В кругу придворных дам блистала Эмилия Пиа, жена незаконного сына герцога Федериго, Антонио Монтефельтро, умершего в 1500 г., одна из самых образованных женщин своего времени, изящная, красивая, самая верная, самая преданная подруга Елизаветы. Синьора Эмилия не только была лучшей жемчужиной урбинского двора. Среди женщин позднего Возрождения немного таких, кто так серьезно был бы проникнут основным идейным устремлением времени — свободой мысли. Она обладала большим скептическим умом. Ее живой характер и язвительное остроумие не оставляли в покое ничего. Она была неверующей, и не только неверующей, — показной атеизм был вещью в то время обыкновенной, — но имела мужество умереть без исповеди. Ее поклонники недаром в шутку звали ее Emilia Impia[11]. Елизавета платила за ее привязанность нежной любовью, и Эмилия была ей как сестра. Ее медаль дает ей эпитет castissima, что, быть может, делало ее еще более дорогой для герцогини. Другие придворные дамы: Маргарита и Ипполита Гонзага, родственницы Елизаветы, Констанца Фрегозо, сестра Оттавиано и Федериго, мадонна Рафаэля — не были фигурами такими яркими, как Эмилия.
Двор по необходимости группировался вокруг герцогини и ее дам. Картинка, набросанная в приведенном выше сонете Д’Аннунцио, не совсем отвечает действительности. Tener corte приходилось не Гвидубальдо, а его супруге. Герцога так изнуряла его болезнь, что почти сейчас же после обеда он удалялся к себе отдохнуть, и придворные кавалеры понемногу собирались там, где была герцогиня, а с нею неразлучная Эмилия. Там начинались разговоры, изобретались комнатные забавы, выдумывались пикники, поездки, экскурсии. Каждый старался показать себя во всем блеске, а синьора Эмилия, как говорит Кастильоне, pareva la maestra di tutti (казалось, поучала всех. —
Жизнь была полна веселья. Хотя недаром в самый разгар придворного веселья не разглаживались складки заботы на прекрасном челе герцогини. И она, и Гвидубальдо, и всякий вообще чуткий человек понимали, какое то было горькое веселье. Ибо веселиться можно было, только закрыв глаза. Люди должны были искусственно отгораживаться от всего, что вселяло тревогу. Как будто этим могли быть устранены причины тревоги.
Над Италией сгущались тучи. То утихая, то усиливаясь, но уже не прекращаясь, ревела буря. Почти непрерывно где-нибудь на севере, на юге звенело оружие и лилась итальянская кровь.
Неотвратимо и неуклонно развертывался свиток великой социальной и политической трагедии итальянской земли.
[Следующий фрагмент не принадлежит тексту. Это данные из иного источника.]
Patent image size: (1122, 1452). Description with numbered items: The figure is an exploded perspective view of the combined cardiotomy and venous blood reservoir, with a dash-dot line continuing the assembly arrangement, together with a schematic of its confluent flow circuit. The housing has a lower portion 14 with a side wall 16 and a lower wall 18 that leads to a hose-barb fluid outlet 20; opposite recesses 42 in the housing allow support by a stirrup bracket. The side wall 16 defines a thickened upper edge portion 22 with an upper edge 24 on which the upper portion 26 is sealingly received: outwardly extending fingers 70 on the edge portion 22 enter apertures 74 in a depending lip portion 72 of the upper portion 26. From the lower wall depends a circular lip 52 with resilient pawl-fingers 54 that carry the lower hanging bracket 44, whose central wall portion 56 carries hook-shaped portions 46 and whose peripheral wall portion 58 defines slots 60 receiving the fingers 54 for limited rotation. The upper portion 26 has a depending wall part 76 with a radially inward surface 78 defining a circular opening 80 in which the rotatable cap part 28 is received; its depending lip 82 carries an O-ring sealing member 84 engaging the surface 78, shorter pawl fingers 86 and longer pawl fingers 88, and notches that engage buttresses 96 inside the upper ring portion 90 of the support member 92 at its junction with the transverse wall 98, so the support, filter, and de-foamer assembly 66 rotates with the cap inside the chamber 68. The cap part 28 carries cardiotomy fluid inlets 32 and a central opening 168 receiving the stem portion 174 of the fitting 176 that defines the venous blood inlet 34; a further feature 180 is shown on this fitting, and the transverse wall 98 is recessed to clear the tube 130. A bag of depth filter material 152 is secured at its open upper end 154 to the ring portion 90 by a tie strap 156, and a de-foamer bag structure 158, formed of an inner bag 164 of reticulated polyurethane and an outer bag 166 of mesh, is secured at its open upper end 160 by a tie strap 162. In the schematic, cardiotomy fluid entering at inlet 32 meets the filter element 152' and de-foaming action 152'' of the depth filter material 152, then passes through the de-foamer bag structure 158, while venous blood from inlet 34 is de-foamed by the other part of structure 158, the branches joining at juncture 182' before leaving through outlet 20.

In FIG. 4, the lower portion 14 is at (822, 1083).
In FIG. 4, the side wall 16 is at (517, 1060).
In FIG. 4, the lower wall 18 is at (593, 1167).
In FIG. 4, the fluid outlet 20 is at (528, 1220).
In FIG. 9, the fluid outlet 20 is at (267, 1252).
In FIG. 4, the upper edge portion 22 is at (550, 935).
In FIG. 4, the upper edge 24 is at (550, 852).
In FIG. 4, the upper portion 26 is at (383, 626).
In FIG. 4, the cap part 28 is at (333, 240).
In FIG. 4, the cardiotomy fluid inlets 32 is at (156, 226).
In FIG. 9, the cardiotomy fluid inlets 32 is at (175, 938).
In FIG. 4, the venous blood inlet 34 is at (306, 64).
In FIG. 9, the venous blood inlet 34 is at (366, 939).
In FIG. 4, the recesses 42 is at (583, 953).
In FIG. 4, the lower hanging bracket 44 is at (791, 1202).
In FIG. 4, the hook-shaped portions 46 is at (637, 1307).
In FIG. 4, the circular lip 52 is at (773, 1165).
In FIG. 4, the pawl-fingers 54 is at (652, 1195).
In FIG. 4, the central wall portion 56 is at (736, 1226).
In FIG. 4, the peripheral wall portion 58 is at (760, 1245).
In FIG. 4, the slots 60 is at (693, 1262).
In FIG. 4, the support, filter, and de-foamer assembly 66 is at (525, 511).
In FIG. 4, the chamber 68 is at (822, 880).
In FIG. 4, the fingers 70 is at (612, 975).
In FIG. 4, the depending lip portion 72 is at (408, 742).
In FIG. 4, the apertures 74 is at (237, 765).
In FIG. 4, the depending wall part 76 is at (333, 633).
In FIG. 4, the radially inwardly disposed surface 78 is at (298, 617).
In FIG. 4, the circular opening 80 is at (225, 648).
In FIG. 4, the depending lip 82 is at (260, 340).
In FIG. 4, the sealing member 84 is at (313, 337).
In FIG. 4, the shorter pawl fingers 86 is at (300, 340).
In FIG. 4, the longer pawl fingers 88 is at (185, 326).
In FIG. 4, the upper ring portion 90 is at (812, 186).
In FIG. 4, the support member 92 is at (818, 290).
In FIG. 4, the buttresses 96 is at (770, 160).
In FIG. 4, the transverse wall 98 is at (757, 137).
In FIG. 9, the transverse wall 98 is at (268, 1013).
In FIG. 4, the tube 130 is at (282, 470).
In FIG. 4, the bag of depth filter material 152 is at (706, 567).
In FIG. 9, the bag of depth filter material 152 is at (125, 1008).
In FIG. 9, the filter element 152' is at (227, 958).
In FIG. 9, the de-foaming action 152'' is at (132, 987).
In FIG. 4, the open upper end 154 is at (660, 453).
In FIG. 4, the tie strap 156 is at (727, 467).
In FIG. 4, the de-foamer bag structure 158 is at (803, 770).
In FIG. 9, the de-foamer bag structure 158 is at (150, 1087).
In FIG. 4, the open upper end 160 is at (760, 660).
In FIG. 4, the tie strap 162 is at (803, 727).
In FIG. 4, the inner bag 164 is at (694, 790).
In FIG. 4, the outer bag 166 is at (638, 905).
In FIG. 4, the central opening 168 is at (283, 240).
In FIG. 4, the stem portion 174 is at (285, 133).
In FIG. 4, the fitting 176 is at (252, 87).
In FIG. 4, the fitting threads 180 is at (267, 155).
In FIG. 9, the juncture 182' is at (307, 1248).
Народ в деревне и городе погибал от меча, от голода, от болезней. Бытие любого из итальянских государств было поставлено на карту. Макиавелли во Флоренции исчерпывал все ресурсы своего гения, чтобы найти средство против национальной беды своей родины. Микеланджело оплакивал судьбу Италии в потрясающих образах Сикстинского плафона.
В Урбино, при дворе, предпочитали об этих вещах забывать. Будущее надвигалось мрачное, но текущий миг был прекрасен. Окружающие Урбино холмы мягко рисовались своими линиями на чистом вечернем небе. Дворец Лаураны стоял незыблемо и гостеприимно открывал свои просторные покои гостям Елизаветы. Казна герцогская была богата, а папа Юлий был герцогу другом. Пока все это было так, нужно было наслаждаться и не думать о завтрашнем дне. Воскресало, словом, настроение карнавальных песен Лоренцо Медичи, в которых буйный задор так жутко и красиво был пропитан злыми предчувствиями.
Di doman non c’é certezza...[12]
Только теперь задору было меньше, а злых предчувствий больше. И само настроение сейчас оправдывалось еще больше, чем в дни Великолепного. Но чем безрадостнее было кругом, тем мучительнее хотелось жить и веселиться в Урбино.
Старая придворная аристократия справляла по себе тризну. И справляла, нужно признать, на славу, при деятельном участии представителей интеллигенции.
Празднества устраивались по всякому поводу. Герцогиня не жалела на них расходов, а поэты щеголяли друг перед другом остроумной выдумкой и талантом. То Кастильоне и Чезаре Гонзага сочиняли в честь Елизаветы звучные стихи, которые декламировали всенародно, то Бембо и Оттавиано Фрегозо наряжались в фантастические костюмы посланцев Венеры и приходили от имени богини жаловаться — тоже в стихах — насчет того, что у владетельниц здешних мест сердца из стали и адаманта, непроницаемые для стрел Купидона, умоляли герцогиню и ее подругу, crudel e pia, смягчиться и не отвергать более утех любви. То затевали "сиенскую игру", giuoco senese, которая заключалась в том, что сосед соседке должен был шепотом сказать фразу, а та немедленно ответить громко. Бембо, который в своих ухаживаниях проявлял настойчивость, достойную будущего кардинала, пробовал хоть этим способом проложить дорогу к сердцу Елизаветы. Он шепнул ей однажды, будучи ее соседом: "Io ardo" — "я горю", но немедленно получил ответ: "Kon io". И очень огорчился — ненадолго. То общими силами сооружали балет, где отличались дамы и Роберто да Бари, самый изящный и ловкий танцор компании, который отдавался танцам с таким увлечением, что часто не замечал, что потерял туфлю и короткий плащ. Веселее всего справляли, конечно, карнавал. Устраивали какое-нибудь представление, потом в масках разбредались по городу. А юный Prefettino[13], наследник престола, Франческо Мария делла Ровере, упрашивал Кастильоне и Гонзага, неразлучных и в своих ночных странствованиях, взять его с собой.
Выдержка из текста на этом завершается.